Est-ce que le ralentissement économique déjà observable aura un impact sur les prix des grains en 2024? C’est un facteur négligeable, estime Vincent Cloutier.

Les marchés agricoles ont été de tout temps relativement résilients à l’égard des soubresauts de l’économie. Historiquement, les récessions ou les périodes de ralentissement économique ne sont pas les facteurs principaux par rapport aux prix. Ce sont plus les épisodes extrêmes au niveau climatique et les tensions géopolitiques citées qui sont susceptibles d’impacter les marchés des grains.

Vincent Cloutier, conseiller princpal Agriculture et agroalimentaire à la Banque Nationale

Avec tous ces éléments en main, l’analyste principal des marchés aux PGQ estime que le marché en 2024 sera haussier, mais la prudence demeure de mise. « Pour un producteur qui a vendu les trois quarts ou les deux tiers de sa production, je lui dis de ne pas s’inquiéter et de prendre le temps de regarder le marché pour vendre ce qui reste dans ses silos. Mais pour celui qui n’a à peu près rien vendu, je serais le premier à lui recommander de commencer tout de suite », conclut Ramzy Yelda.


Sylvain Lavoie, président de Réseau Végétal Québec Photo : Gracieuseté du RVQ

Stabilité dans les engrais

Le président de Réseau Végétal Québec, Sylvain Lavoie, s’attend à une certaine stabilité des prix au niveau des engrais en 2024 même si, là encore, les tensions géopolitiques sont toujours susceptibles de mêler les cartes.

Les deux dernières années ont été intenses au niveau des fluctuations de prix avec la guerre en Ukraine et les droits d’importation des produits russes au Canada.

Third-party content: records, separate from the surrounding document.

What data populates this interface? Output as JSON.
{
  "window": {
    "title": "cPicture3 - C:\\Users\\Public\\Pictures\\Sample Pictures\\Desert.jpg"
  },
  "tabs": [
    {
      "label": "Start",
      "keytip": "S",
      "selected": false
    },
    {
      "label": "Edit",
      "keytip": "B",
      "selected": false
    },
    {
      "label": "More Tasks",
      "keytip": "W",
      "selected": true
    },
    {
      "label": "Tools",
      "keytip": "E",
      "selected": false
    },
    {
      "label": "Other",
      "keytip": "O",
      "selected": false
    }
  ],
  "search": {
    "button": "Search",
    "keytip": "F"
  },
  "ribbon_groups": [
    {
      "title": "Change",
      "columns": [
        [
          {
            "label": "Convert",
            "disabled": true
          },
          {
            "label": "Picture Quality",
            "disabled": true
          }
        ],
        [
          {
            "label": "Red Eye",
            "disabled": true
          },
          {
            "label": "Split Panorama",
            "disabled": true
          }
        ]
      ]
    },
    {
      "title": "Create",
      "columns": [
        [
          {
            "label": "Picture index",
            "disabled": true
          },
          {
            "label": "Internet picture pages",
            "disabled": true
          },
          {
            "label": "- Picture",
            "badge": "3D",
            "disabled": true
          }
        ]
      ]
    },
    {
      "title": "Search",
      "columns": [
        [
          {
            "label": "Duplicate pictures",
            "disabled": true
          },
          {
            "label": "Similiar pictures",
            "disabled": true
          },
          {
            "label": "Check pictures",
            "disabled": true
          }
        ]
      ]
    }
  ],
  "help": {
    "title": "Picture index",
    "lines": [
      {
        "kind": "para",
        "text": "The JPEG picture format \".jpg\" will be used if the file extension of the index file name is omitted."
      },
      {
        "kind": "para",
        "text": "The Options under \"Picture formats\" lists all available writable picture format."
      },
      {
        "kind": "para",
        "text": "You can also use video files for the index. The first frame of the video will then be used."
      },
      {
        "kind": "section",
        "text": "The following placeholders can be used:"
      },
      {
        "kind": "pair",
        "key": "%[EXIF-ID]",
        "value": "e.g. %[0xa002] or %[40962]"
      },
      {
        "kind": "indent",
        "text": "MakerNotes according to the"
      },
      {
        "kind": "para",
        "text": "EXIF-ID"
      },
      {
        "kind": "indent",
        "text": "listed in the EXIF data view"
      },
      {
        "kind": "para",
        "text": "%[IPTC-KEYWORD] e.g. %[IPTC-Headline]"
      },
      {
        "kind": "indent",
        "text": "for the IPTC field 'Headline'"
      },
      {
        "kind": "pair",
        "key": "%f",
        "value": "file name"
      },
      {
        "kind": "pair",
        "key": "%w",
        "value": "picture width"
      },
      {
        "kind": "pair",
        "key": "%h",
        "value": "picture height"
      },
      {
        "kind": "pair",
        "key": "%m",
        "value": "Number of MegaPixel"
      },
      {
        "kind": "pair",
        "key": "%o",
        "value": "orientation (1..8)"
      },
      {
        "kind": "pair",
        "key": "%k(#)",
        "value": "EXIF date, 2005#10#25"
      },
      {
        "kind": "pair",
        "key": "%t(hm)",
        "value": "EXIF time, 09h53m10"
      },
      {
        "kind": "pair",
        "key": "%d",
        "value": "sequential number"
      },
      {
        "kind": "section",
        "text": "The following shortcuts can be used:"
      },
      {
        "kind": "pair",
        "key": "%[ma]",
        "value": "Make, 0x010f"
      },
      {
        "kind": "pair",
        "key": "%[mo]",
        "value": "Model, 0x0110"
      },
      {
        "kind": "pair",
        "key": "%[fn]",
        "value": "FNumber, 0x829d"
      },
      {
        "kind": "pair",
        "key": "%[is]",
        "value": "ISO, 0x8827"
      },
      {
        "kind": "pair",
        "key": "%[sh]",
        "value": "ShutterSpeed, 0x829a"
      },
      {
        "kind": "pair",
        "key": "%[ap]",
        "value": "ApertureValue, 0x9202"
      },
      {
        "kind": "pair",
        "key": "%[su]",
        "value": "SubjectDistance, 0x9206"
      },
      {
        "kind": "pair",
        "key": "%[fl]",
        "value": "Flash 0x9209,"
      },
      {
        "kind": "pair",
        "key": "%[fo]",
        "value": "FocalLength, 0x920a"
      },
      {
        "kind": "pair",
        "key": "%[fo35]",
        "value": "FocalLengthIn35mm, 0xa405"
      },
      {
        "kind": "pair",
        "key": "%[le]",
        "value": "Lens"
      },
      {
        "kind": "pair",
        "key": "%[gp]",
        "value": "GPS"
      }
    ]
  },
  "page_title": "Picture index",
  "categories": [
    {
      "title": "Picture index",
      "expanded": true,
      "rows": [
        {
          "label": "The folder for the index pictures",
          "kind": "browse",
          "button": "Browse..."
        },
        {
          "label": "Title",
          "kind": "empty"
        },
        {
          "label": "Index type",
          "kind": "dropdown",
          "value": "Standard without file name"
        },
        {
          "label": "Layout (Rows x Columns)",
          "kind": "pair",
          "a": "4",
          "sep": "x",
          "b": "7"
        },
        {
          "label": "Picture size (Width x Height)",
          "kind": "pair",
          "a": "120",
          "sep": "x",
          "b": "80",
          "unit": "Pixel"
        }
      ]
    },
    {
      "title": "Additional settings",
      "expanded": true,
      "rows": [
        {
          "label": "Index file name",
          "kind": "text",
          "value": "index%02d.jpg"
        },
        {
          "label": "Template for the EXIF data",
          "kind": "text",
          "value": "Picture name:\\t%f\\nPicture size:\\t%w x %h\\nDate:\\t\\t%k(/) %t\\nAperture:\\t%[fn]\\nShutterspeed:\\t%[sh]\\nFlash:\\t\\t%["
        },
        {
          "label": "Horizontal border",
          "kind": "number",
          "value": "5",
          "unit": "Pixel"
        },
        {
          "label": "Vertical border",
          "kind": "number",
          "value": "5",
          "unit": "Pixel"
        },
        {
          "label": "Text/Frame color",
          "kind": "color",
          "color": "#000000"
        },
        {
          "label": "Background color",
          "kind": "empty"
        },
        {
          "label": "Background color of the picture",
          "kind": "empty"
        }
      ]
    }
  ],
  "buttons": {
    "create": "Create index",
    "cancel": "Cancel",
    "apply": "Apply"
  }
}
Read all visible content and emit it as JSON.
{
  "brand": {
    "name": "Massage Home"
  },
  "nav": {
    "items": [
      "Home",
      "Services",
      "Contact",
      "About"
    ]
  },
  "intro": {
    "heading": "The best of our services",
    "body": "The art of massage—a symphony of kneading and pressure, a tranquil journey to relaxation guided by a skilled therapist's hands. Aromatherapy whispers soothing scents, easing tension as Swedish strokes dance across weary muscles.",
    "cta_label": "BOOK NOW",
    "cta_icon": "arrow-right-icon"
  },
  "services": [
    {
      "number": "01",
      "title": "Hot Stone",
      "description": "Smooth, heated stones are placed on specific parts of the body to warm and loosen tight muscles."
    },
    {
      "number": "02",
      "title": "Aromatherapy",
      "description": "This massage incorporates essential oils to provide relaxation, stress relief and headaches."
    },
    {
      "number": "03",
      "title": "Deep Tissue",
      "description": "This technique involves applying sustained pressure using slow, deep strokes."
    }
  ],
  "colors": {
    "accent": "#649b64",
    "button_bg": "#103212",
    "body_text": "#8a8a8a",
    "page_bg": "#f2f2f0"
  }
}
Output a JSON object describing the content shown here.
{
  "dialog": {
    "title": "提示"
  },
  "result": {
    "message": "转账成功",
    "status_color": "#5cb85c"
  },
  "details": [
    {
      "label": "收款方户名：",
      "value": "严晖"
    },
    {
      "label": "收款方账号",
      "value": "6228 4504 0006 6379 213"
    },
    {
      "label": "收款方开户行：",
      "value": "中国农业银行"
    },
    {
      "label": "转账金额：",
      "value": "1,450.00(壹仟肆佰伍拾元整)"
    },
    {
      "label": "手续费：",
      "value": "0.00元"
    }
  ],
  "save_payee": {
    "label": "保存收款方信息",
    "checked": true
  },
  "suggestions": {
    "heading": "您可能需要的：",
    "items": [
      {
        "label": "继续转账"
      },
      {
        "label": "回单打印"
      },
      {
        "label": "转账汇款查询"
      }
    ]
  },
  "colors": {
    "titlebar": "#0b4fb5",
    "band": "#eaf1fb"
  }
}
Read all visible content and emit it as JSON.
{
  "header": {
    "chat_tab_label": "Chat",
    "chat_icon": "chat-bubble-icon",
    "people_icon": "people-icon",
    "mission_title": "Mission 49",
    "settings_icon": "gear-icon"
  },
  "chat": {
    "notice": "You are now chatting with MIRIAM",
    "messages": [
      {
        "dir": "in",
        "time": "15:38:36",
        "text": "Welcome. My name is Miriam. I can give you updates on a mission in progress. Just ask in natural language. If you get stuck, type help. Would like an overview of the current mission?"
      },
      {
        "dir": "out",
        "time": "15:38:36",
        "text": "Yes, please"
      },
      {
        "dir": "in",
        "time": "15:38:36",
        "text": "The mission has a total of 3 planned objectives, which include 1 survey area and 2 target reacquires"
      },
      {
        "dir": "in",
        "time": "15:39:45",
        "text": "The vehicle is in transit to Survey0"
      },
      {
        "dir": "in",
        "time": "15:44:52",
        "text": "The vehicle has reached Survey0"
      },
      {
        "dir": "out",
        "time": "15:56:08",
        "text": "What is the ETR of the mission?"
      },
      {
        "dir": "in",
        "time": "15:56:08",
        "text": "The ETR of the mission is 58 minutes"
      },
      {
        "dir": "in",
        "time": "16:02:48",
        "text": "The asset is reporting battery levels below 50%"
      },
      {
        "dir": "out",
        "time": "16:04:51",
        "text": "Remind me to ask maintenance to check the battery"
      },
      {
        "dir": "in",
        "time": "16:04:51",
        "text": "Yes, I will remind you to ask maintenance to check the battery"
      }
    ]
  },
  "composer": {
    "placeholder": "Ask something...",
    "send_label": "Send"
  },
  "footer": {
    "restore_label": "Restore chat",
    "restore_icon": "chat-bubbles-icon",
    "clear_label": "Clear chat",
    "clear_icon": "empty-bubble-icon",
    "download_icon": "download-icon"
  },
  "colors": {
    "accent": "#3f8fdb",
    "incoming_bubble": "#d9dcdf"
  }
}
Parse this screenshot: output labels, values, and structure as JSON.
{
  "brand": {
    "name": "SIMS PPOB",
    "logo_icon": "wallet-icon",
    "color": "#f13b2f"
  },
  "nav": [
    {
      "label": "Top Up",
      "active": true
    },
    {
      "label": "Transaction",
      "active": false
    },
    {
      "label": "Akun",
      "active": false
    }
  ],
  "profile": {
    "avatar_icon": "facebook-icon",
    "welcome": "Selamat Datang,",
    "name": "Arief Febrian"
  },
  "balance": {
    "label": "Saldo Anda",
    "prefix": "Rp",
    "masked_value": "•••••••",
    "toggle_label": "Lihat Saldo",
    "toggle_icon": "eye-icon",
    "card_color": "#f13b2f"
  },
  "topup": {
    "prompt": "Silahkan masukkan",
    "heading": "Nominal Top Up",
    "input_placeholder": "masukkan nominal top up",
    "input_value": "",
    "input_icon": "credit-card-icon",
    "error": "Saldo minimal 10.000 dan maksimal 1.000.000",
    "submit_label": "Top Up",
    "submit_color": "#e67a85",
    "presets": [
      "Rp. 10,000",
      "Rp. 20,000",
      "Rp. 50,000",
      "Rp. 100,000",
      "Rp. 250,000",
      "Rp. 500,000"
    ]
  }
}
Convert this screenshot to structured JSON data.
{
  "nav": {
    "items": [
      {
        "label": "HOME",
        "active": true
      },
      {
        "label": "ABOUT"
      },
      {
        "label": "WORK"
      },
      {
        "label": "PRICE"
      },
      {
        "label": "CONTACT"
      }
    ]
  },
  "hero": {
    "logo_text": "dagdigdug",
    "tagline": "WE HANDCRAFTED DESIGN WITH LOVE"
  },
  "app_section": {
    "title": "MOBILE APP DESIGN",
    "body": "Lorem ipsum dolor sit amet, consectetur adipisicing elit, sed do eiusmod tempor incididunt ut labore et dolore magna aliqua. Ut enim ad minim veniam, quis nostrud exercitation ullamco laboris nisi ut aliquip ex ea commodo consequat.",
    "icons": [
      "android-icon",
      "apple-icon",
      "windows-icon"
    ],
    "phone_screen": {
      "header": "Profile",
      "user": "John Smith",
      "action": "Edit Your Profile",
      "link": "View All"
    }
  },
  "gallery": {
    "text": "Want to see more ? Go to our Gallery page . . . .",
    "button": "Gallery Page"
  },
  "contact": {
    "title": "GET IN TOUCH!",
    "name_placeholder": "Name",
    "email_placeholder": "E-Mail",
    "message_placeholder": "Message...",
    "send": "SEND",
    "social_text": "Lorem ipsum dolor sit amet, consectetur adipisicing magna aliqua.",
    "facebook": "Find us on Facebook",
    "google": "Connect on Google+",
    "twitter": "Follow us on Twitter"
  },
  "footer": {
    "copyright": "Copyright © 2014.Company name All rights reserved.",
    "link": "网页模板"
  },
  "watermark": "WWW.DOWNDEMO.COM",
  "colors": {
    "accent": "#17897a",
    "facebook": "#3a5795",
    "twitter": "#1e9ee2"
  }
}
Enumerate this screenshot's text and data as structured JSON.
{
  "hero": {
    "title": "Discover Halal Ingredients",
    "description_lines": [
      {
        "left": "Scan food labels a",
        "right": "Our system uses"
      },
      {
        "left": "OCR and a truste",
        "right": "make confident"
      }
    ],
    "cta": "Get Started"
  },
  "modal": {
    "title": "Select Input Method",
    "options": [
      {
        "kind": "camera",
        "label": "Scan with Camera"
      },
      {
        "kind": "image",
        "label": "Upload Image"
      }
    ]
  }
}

Cependant, les marchés se sont plus stabilisés et réorganisés et on est revenus dans un meilleur équilibre entre l’offre et la demande, ce qui fait que les prix ont diminué par rapport à l’an passé.

Sylvain Lavoie, président de Réseau Végétal Québec

La vigilance demeure cependant de mise, poursuit Sylvain Lavoie. « Même si peu de nos fertilisants viennent de la région d’Asie, ce qui se passe actuellement en mer Rouge, où les bateaux sont attaqués, ça implique qu’ils doivent faire le tour par l’Afrique du Sud pour remonter l’Atlantique. Ça prolonge de presque 10 jours de navigation et ça a évidemment un impact sur les prix de transport et sur les marchés internationaux. »

En raison de cette variable géopolitique, le président de RVQ recommande aux producteurs qui le peuvent de sécuriser leurs approvisionnements. « À l’approche du printemps, on voit toujours un petit plus de fermeté dans les prix parce que la saison des semis s’en vient, mais on est revenus à un certain équilibre mondial influencé par l’offre et la demande. La différence aujourd’hui, c’est le facteur géopolitique qui a beaucoup plus d’importance qu’avant », conclut Sylvain Lavoie.